Moonbit goes deep into the heart of textual mystery to illuminate what was once lost, forgotten, obscure. Through their linguistical and anthropological uncovering of the Apollo Code, Rena J. Mosteirin and James E. Dobson restore our humanity by reviving this potentially lost world of a truly miraculous syntactical feat. Moonbit is a fascinating plunge into the poetics of thought and control and execution; language can indeed land us in other worlds. In this case, Moonbit is a new world that makes manifest the poetics of revival and syntax and debris. This poetic exploration is an exercise in how we imagine and partake in creation and possibility, showcasing how very delicate our worlds and our words can be. Memory, this book reminds us, is a thing that can be saved. Dobson and Mosteirin have saved it for us, revealing how we humans are creatures of terror and hope no matter the medium. Code is poetry and poetry is code and both contain what and who we are as people. I am so grateful for witnessing, in this text, how miraculous is the fall out and debris.

~ Jenny Boully, author of Betwixt-and-Between: Essays on the Writing LifeThe Book of Beginnings and Endings, and The Body

This is a fascinating book that exists in that magical space where human and machine collide. Come for the poetry, stay for the code.

~ Chelsea Hodson, author of Tonight I’m Someone Else

Moonbit provides a remarkable creative and critical engagement with historically significant code, continuing the latest discussions of the cultural and historical complexities of programs, taking into account that they are written for both computer and human interpretation. Its poems invite us to imagine, and look into, the starfield of source from which they twinkle.
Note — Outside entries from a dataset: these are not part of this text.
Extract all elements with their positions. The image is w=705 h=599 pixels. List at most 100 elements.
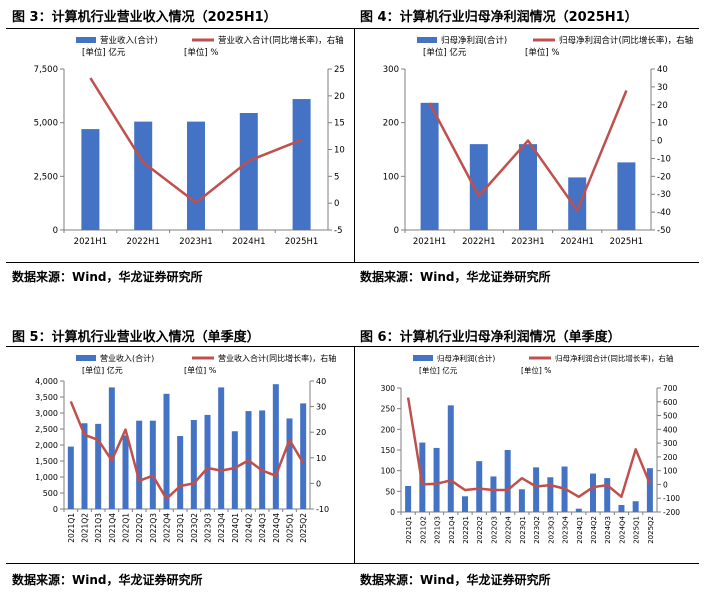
y-tick-label-right: 0 <box>334 199 339 209</box>
legend-bar-unit: [单位] 亿元 <box>82 365 123 375</box>
figure-6-chart: 归母净利润(合计) [单位] 亿元 归母净利润合计(同比增长率)，右轴 [单位] % 0… <box>381 353 681 544</box>
y-tick-label-right: 10 <box>316 454 326 463</box>
bar <box>618 504 625 512</box>
x-tick-label: 2024Q2 <box>590 516 598 544</box>
x-tick-label: 2023H1 <box>511 237 544 247</box>
legend-line-label: 归母净利润合计(同比增长率)，右轴 <box>559 35 693 46</box>
y-tick-label-left: 500 <box>43 489 58 498</box>
bar <box>81 129 100 230</box>
bar <box>575 508 582 512</box>
bar <box>568 177 587 230</box>
y-tick-label-right: 0 <box>657 137 662 147</box>
y-tick-label-right: -20 <box>657 172 671 182</box>
top-rule <box>6 28 699 29</box>
bar <box>108 387 115 509</box>
x-tick-label: 2025Q1 <box>633 516 641 544</box>
y-tick-label-right: -40 <box>657 208 671 218</box>
bar <box>590 473 596 512</box>
bar <box>420 102 439 230</box>
x-tick-label: 2023Q1 <box>519 516 527 544</box>
y-tick-label-right: 200 <box>663 453 678 462</box>
x-tick-label: 2023Q4 <box>217 513 226 543</box>
legend-bar-swatch <box>413 355 433 361</box>
y-tick-label-left: 1,000 <box>35 473 58 482</box>
bar <box>469 144 488 230</box>
x-tick-label: 2023H1 <box>179 237 212 247</box>
y-tick-label-left: 0 <box>53 226 58 236</box>
x-tick-label: 2023Q2 <box>533 516 541 544</box>
bar <box>81 423 88 509</box>
lower-divider <box>354 346 355 563</box>
figure-5-title: 图 5：计算机行业营业收入情况（单季度） <box>12 330 260 345</box>
y-tick-label-left: 2,500 <box>35 425 58 434</box>
bar <box>286 418 293 509</box>
y-tick-label-right: -10 <box>316 505 329 514</box>
x-tick-label: 2022Q2 <box>135 513 144 543</box>
x-tick-label: 2021H1 <box>413 237 446 247</box>
x-tick-label: 2021Q4 <box>448 515 456 543</box>
legend-bar-label: 营业收入(合计) <box>100 353 154 363</box>
bar <box>95 423 102 509</box>
growth-rate-line <box>69 401 305 501</box>
y-tick-label-left: 50 <box>385 487 395 496</box>
x-tick-label: 2024H1 <box>560 237 593 247</box>
x-tick-label: 2023Q3 <box>204 513 213 543</box>
bar <box>519 144 537 230</box>
x-tick-label: 2023Q1 <box>176 513 185 543</box>
bar <box>490 476 497 512</box>
x-tick-label: 2022Q2 <box>476 516 484 544</box>
bar <box>632 501 639 512</box>
x-tick-label: 2024Q1 <box>231 513 240 543</box>
bar <box>462 496 468 512</box>
y-tick-label-right: 0 <box>663 480 668 489</box>
bar <box>300 403 307 509</box>
figure-5-chart: 营业收入(合计) [单位] 亿元 营业收入合计(同比增长率)，右轴[单位] % 0 50… <box>35 353 336 543</box>
bar <box>504 450 511 512</box>
y-tick-label-left: 200 <box>381 425 396 434</box>
x-tick-label: 2022Q1 <box>122 513 131 543</box>
legend-line-label: 营业收入合计(同比增长率)，右轴 <box>218 35 344 46</box>
y-tick-label-right: -5 <box>334 226 342 236</box>
legend-line-unit: [单位] % <box>184 47 218 58</box>
bar <box>163 393 170 509</box>
y-tick-label-right: 600 <box>663 398 678 407</box>
figure-6-source: 数据来源：Wind，华龙证券研究所 <box>360 573 551 587</box>
legend-line-label: 归母净利润合计(同比增长率)，右轴 <box>555 353 673 363</box>
x-tick-label: 2024Q3 <box>604 516 612 544</box>
x-tick-label: 2023Q3 <box>547 516 555 544</box>
x-tick-label: 2023Q4 <box>562 515 570 543</box>
bar <box>476 461 483 512</box>
y-tick-label-right: 0 <box>316 479 321 488</box>
x-tick-label: 2024Q1 <box>576 516 584 544</box>
x-tick-label: 2025Q2 <box>647 516 655 544</box>
x-tick-label: 2022Q1 <box>462 516 470 544</box>
lower-top-rule <box>6 346 699 347</box>
bar <box>204 414 211 509</box>
bar <box>231 431 238 509</box>
bar <box>518 489 525 512</box>
x-tick-label: 2021Q1 <box>405 516 413 544</box>
bar <box>149 420 156 509</box>
y-tick-label-left: 5,000 <box>34 119 58 129</box>
bar <box>433 447 440 512</box>
y-tick-label-right: 20 <box>316 428 326 437</box>
legend-bar-swatch <box>417 37 437 43</box>
y-tick-label-right: -50 <box>657 226 671 236</box>
y-tick-label-right: 25 <box>334 65 345 75</box>
bar <box>239 113 258 230</box>
figure-3-source: 数据来源：Wind，华龙证券研究所 <box>12 270 203 284</box>
x-tick-label: 2024Q4 <box>618 515 626 543</box>
figure-3-title: 图 3：计算机行业营业收入情况（2025H1） <box>12 10 277 25</box>
y-tick-label-left: 2,000 <box>35 441 58 450</box>
y-tick-label-left: 0 <box>390 508 395 517</box>
bar <box>646 468 653 512</box>
figure-5-source: 数据来源：Wind，华龙证券研究所 <box>12 573 203 587</box>
y-tick-label-right: 30 <box>657 83 668 93</box>
x-tick-label: 2025Q2 <box>299 513 308 543</box>
y-tick-label-right: 5 <box>334 172 339 182</box>
growth-rate-line <box>406 397 652 499</box>
y-tick-label-right: 400 <box>663 425 678 434</box>
legend-bar-swatch <box>76 355 96 361</box>
bar <box>134 121 153 230</box>
x-tick-label: 2025H1 <box>610 237 643 247</box>
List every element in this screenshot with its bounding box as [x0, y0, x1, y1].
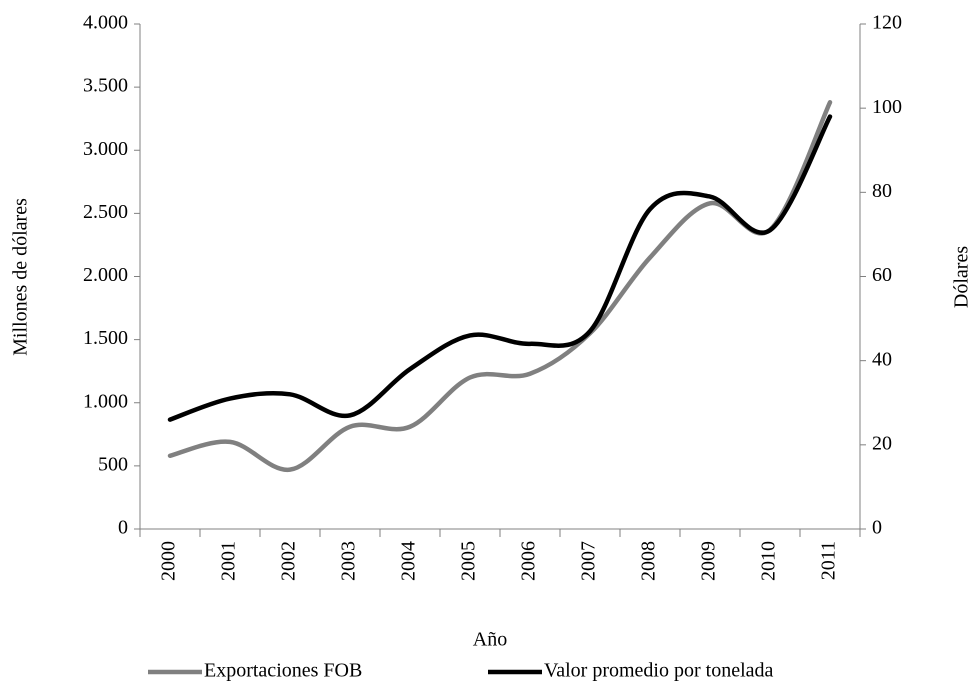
x-tick-label: 2009: [698, 541, 720, 581]
y-tick-label: 1.000: [83, 390, 128, 412]
y-tick-label: 2.000: [83, 264, 128, 286]
y2-tick-label: 120: [872, 12, 902, 34]
x-tick-label: 2010: [758, 541, 780, 581]
x-tick-label: 2002: [278, 541, 300, 581]
y2-tick-label: 40: [872, 348, 892, 370]
legend-label: Valor promedio por tonelada: [544, 660, 773, 682]
x-tick-label: 2006: [518, 541, 540, 581]
x-tick-label: 2007: [578, 541, 600, 581]
x-tick-label: 2000: [158, 541, 180, 581]
y2-tick-label: 20: [872, 432, 892, 454]
x-tick-label: 2001: [218, 541, 240, 581]
y2-tick-label: 100: [872, 96, 902, 118]
x-tick-label: 2011: [818, 541, 840, 580]
x-axis-label: Año: [473, 629, 507, 651]
x-tick-label: 2004: [398, 541, 420, 581]
y-tick-label: 1.500: [83, 327, 128, 349]
y2-tick-label: 60: [872, 264, 892, 286]
y-tick-label: 3.500: [83, 75, 128, 97]
series-line: [167, 100, 833, 472]
y-tick-label: 500: [98, 453, 128, 475]
y-tick-label: 2.500: [83, 201, 128, 223]
series-line: [167, 114, 833, 422]
x-tick-label: 2005: [458, 541, 480, 581]
y-axis-label: Millones de dólares: [10, 198, 32, 356]
x-tick-label: 2003: [338, 541, 360, 581]
x-tick-label: 2008: [638, 541, 660, 581]
y2-tick-label: 0: [872, 517, 882, 539]
y-tick-label: 4.000: [83, 12, 128, 34]
y-tick-label: 3.000: [83, 138, 128, 160]
y2-tick-label: 80: [872, 180, 892, 202]
y-tick-label: 0: [118, 517, 128, 539]
y2-axis-label: Dólares: [951, 246, 973, 308]
legend-label: Exportaciones FOB: [204, 660, 362, 682]
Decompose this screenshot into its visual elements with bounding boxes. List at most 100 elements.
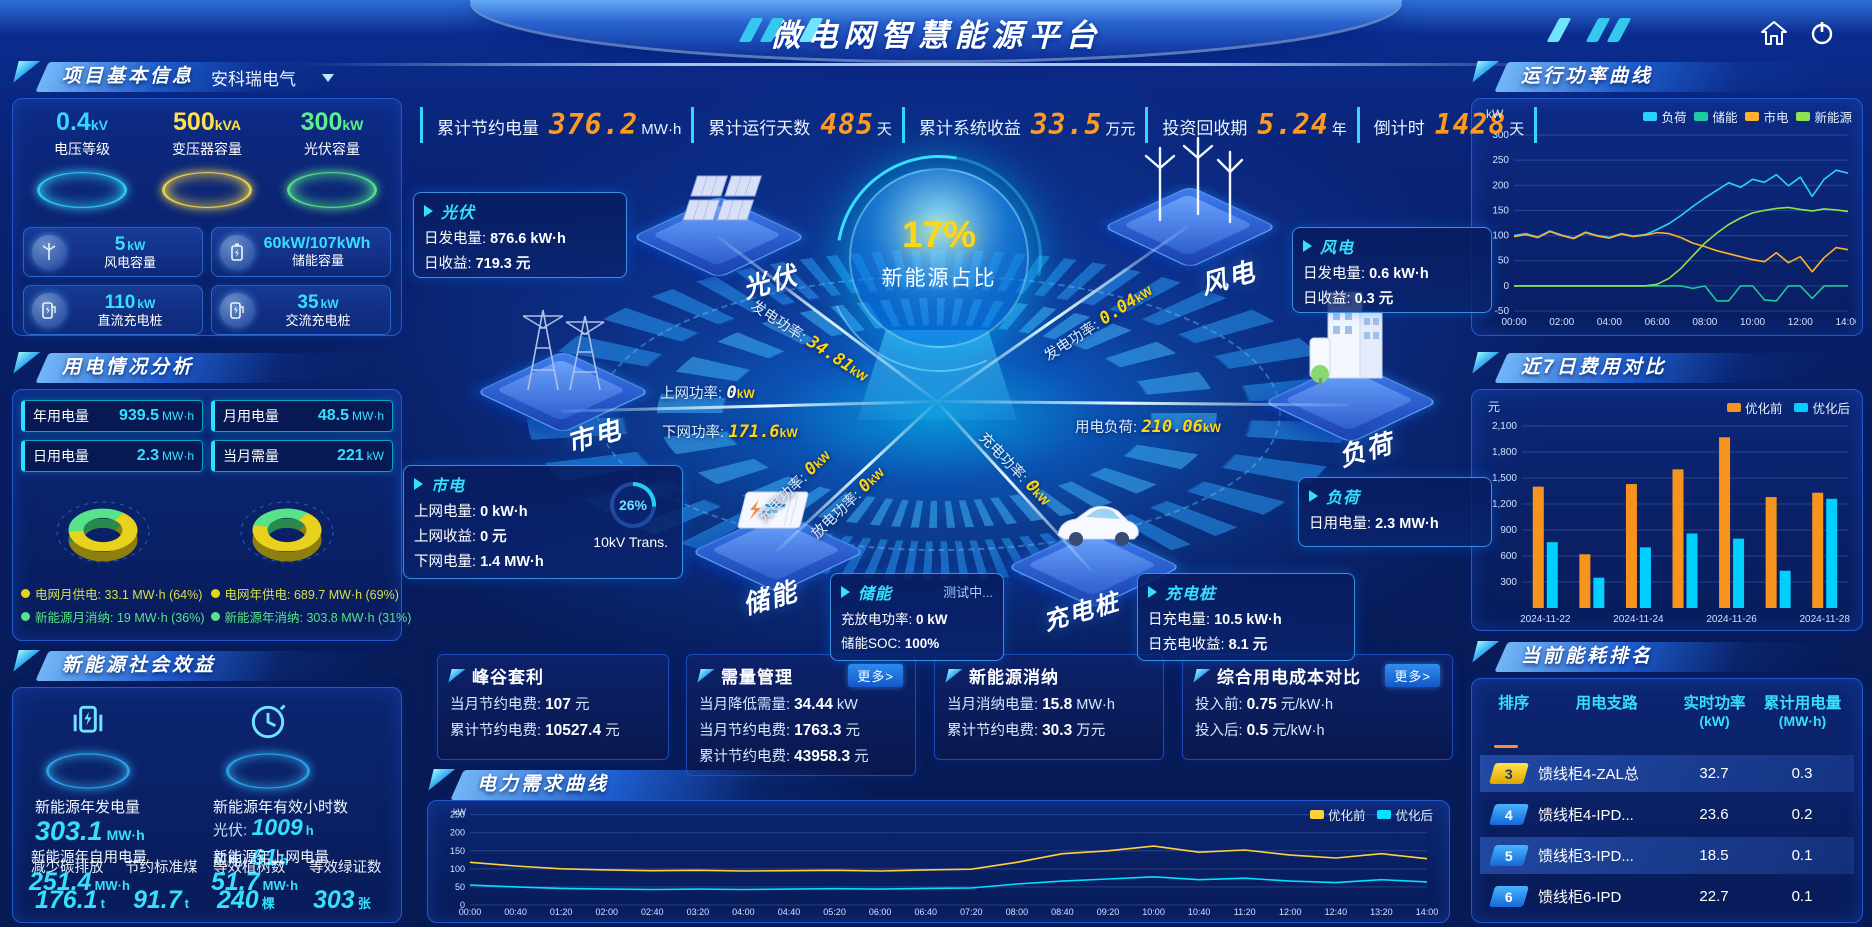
chevron-right-icon — [424, 205, 433, 217]
transformer-load-gauge: 26% — [610, 482, 656, 528]
section-energy-ranking: 当前能耗排名 — [1471, 640, 1861, 674]
corner-icon — [1472, 641, 1500, 663]
wind-info-box: 风电 日发电量: 0.6 kW·h 日收益: 0.3 元 — [1292, 227, 1492, 313]
section-renewable-benefit: 新能源社会效益 — [12, 649, 400, 683]
table-row[interactable]: 6 馈线柜6-IPD 22.7 0.1 — [1480, 878, 1854, 915]
svg-text:150: 150 — [450, 846, 465, 856]
svg-text:300: 300 — [1500, 577, 1517, 588]
glow-ring — [46, 753, 130, 789]
more-button[interactable]: 更多> — [848, 664, 903, 687]
demand-legend: 优化前 优化后 — [1309, 805, 1433, 824]
section-title: 项目基本信息 — [62, 66, 195, 87]
month-donut-chart — [41, 482, 191, 587]
gen-value: 303.1 MW·h — [35, 816, 145, 846]
benefit-body: 新能源年发电量 303.1 MW·h 新能源年有效小时数 光伏: 1009 h 风电… — [12, 687, 402, 923]
run-power-legend: 负荷 储能 市电 新能源 — [1643, 107, 1852, 126]
section-title: 用电情况分析 — [62, 357, 195, 378]
clock-icon — [251, 704, 286, 739]
corner-icon — [697, 668, 715, 683]
export-label: 新能源年上网电量 — [213, 850, 329, 866]
legend-item[interactable]: 优化后 — [1794, 398, 1850, 417]
node-charger-label: 充电桩 — [1040, 588, 1124, 637]
more-button[interactable]: 更多> — [1385, 664, 1440, 687]
demand-line-chart: 0 50 100 150 200 250 00:00 00:40 01:20 02:00 02:40… — [450, 807, 1439, 917]
demand-curve-body: 优化前 优化后 0 50 100 150 200 250 00:00 00:40 01:20 02… — [427, 800, 1450, 923]
company-dropdown[interactable]: 安科瑞电气 — [211, 65, 334, 90]
svg-text:12:00: 12:00 — [1788, 317, 1813, 328]
header-underline — [300, 63, 1572, 66]
svg-text:09:20: 09:20 — [1097, 907, 1120, 917]
donut-legend: 电网月供电: 33.1 MW·h (64%) 电网年供电: 689.7 MW·h… — [21, 584, 411, 626]
chevron-right-icon — [414, 478, 423, 490]
wind-turbine-icon — [32, 235, 66, 269]
corner-icon — [1193, 668, 1211, 683]
flow-grid-import: 下网功率: 171.6kW — [662, 422, 798, 442]
svg-text:250: 250 — [450, 810, 465, 820]
table-row[interactable]: 3 馈线柜4-ZAL总 32.7 0.3 — [1480, 755, 1854, 792]
svg-text:300: 300 — [1492, 130, 1509, 141]
svg-text:11:20: 11:20 — [1234, 907, 1256, 917]
section-title: 运行功率曲线 — [1521, 66, 1654, 87]
project-info-body: 0.4kV 电压等级 500kVA 变压器容量 300kW 光伏容量 5 kW 风电… — [12, 98, 402, 336]
svg-text:00:00: 00:00 — [459, 907, 482, 917]
legend-item[interactable]: 优化后 — [1377, 805, 1433, 824]
podium-transformer: 500kVA 变压器容量 — [148, 108, 266, 235]
legend-item[interactable]: 市电 — [1745, 107, 1788, 126]
svg-text:50: 50 — [1498, 256, 1510, 267]
corner-icon — [1472, 352, 1500, 374]
legend-item[interactable]: 优化前 — [1726, 398, 1782, 417]
corner-icon — [1472, 61, 1500, 83]
panel-renewable-absorb: 新能源消纳 当月消纳电量: 15.8 MW·h 累计节约电费: 30.3 万元 — [934, 654, 1164, 760]
table-row[interactable]: 5 馈线柜3-IPD... 18.5 0.1 — [1480, 837, 1854, 874]
corner-icon — [448, 668, 466, 683]
corner-icon — [13, 650, 41, 672]
svg-text:14:00: 14:00 — [1416, 907, 1439, 917]
svg-text:08:00: 08:00 — [1006, 907, 1029, 917]
svg-text:100: 100 — [1492, 231, 1509, 242]
svg-text:14:00: 14:00 — [1835, 317, 1856, 328]
power-icon[interactable] — [1804, 16, 1840, 50]
coal-label: 节约标准煤 — [125, 860, 198, 876]
corner-icon — [945, 668, 963, 683]
charger-info-box: 充电桩 日充电量: 10.5 kW·h 日充电收益: 8.1 元 — [1137, 573, 1355, 661]
legend-item[interactable]: 负荷 — [1643, 107, 1686, 126]
flow-grid-export: 上网功率: 0kW — [660, 383, 755, 403]
trees-value: 240 棵 — [217, 886, 275, 914]
page-title: 微电网智慧能源平台 — [769, 18, 1103, 53]
section-run-power: 运行功率曲线 — [1471, 60, 1861, 94]
home-icon[interactable] — [1756, 16, 1792, 50]
podium-pv-capacity: 300kW 光伏容量 — [273, 108, 391, 235]
section-project-info: 项目基本信息 安科瑞电气 — [12, 60, 400, 94]
legend-item[interactable]: 优化前 — [1309, 805, 1365, 824]
svg-text:-50: -50 — [1495, 306, 1510, 317]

~ Nick Montfort, author of The Future and The Truelist

When the Apollo missions were turned up to eleven, the whole earth would hear that this was a cultural, a poetic event – timeless, something that would live in our language forever. The mission was also built on the formal language of a maturing code architecture, laced with paragrams that recite and sing some little bit of the moon’s poetry, how the moon possesses us and how we wrote a poem to touch the longed-for lunar surface in literal spacetime. Moonbit is a book with selections of these captivating paragrams, along with careful, studied expositions of how they got into the codework.

~ John Cayley, programmatologist and Professor of Literary Arts, Brown University

Moonbit

Moonbit is a hybrid work comprised of experimental poetry and a critical theory of the poetics and politics of computer code. It offers an extended intellectual and creative engagement with the affordances of computer software through multiple readings and re-writings of a singular text, the source code of the Apollo 11 Guidance Computer or the “AGC.” Moonbit re-marks and remixes the code that made space travel possible. Half of this book is erasure poetry that uses the AGC code as the source text, building on the premise that code can speak beyond its functional purpose.

When we think about the 1960s U.S. space program and obscure scientific computer code, we might not first think about the Watts riots, Shakespeare, Winnie the Pooh, T.S. Eliot, or scatological jokes. Yet these cultural references and influences along with many more are scattered throughout the body of the code that powered the compact digital computer that successfully guided astronauts to the Moon and back and in July of 1969. Moonbit unravels and rewrites the many embedded cultural references that were braided together within the language resources of mid-century computer code.

Moonbit also provides a gentle, non-expert introduction to the text of the AGC code, to digital poetics, and to critical code studies. Outlining a capacious interpretive practice, Moonbit takes up all manner of imaginative decodings and recodings of this code. It introduces some of the major existing approaches to the study of code and culture while provide multiple readings of the source code along with an explanation and theorization of the way in which the code works, as both a computational and a cultural text.